Lebih ironis lagi di sebagian stasiun penjualan minyak bersubsidi itu menuliskan “pertalite masih dalam perjalanan” atau “solar masih dalam perjalanan’. Itu merupakan bahasa diplomatis hanya sekedar berbasa-basi untuk melegakan konsumen. 

Padahal tulisan pengumuman yang tertulis pada plang plat baja itu bisa dikategorikan pembohongan publik atau literasi menipu. Karena sudah hampir dua pekan solar dan pertalite masih juga kosong. 

Krisis BBM bersubsidi itu bukan saja sepanjang jalur nasional pantai Selat Malaka meliputi Kabupaten Aceh Besar, Pidie, Pidie Jaya, Bireuen hingga Aceh Utara. Tapi juga terjadi di SPBU sepanjang jalur nasional pesisir Samudera Hindia yakni SPBU di Kabupaten Aceh Jaya, Aceh Barat, Aceh Barat Daya dan SPBU se Kabupaten Aceh Selatan. 

“Saya baru dari wilayah barat selatan Aceh. Sepanjang jalur nasional pesisir Samudera Hindia hingga ke jalur Utara sampai timur Aceh. Karena tidak ada bahan bakar bersubsidi, banyak melihat kenderaan antrean di pompa BBM non subsidi seperti dexlite dan pertamak,” kata Muhammad Adli Abdullah, Dosen Hukum Universitas Syiah Kuala (USK), Banda Aceh, pada Rabu (24/9). 

Kondisi tersebut kini telah merugikan masyarakat kelas ekonomi ke bawah atau warga miskin yang harus ketergantungan dengan BBM bersubsidi. Apalagi aktivitas kerja dan roda pencarian nafkah mereka sangat terkait dengan bahan bakar murah tersebut. 

“Bahan bakar bersubsidi tidak ada di SPBU, ditambah lagi hasil tangkapan ikan berkurang. Karena itu sudah sepekan kami tidak melaut,” tutur Muslim, nelayan yang beraktivitas mencari ikan di perairan Selat Malaka, Kabupaten Pidie. 

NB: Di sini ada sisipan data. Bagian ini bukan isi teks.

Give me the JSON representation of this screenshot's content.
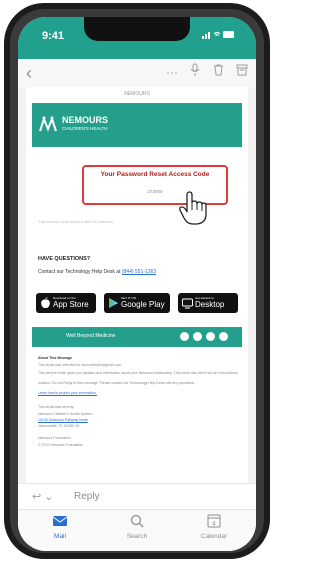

Hal hampir sama juga dirasakan oleh tukang becak roda tiga dan pemilik mobil mini bus angkutan umum. Mereka terpaksa mengisi BBM non subsidi agar bisa beraktivitas. 

“Biaya operasional harian harus kami keluarkan bertambah, sedangkan penumpang sepi selama ini. Ironisnya ketika terpaksa harus beralih ke BBM non subsidi karena krisis BBM ber subsidi. Di SPBU terjadi antrean panjang hingga terkuras waktu sia-sia,” tambah Jamhur, supir pengemudi mimi bus Sigli-Banda Aceh. 

Muhammad Adli Abdullah yang juga dosen senior USK itu berharap pemerintah segera menyelesaikan kelangkaan BBM bersubsidi. Pasalnya kebutuhan menyangkut hajat orang banyak. 

Apalagi itu terkait dengan aktivitas mencari nafkah warga miskin. Ditambah lagi di tengah kondisi ekonomi yang tidak bersahabat. 

“Itu termasuk kebutuhan logistik yang tidak bisa tertahan. Selain emergensi harus segera tuntas juga bisa menambah ke mana-mana,” tutur Adli Abdullah.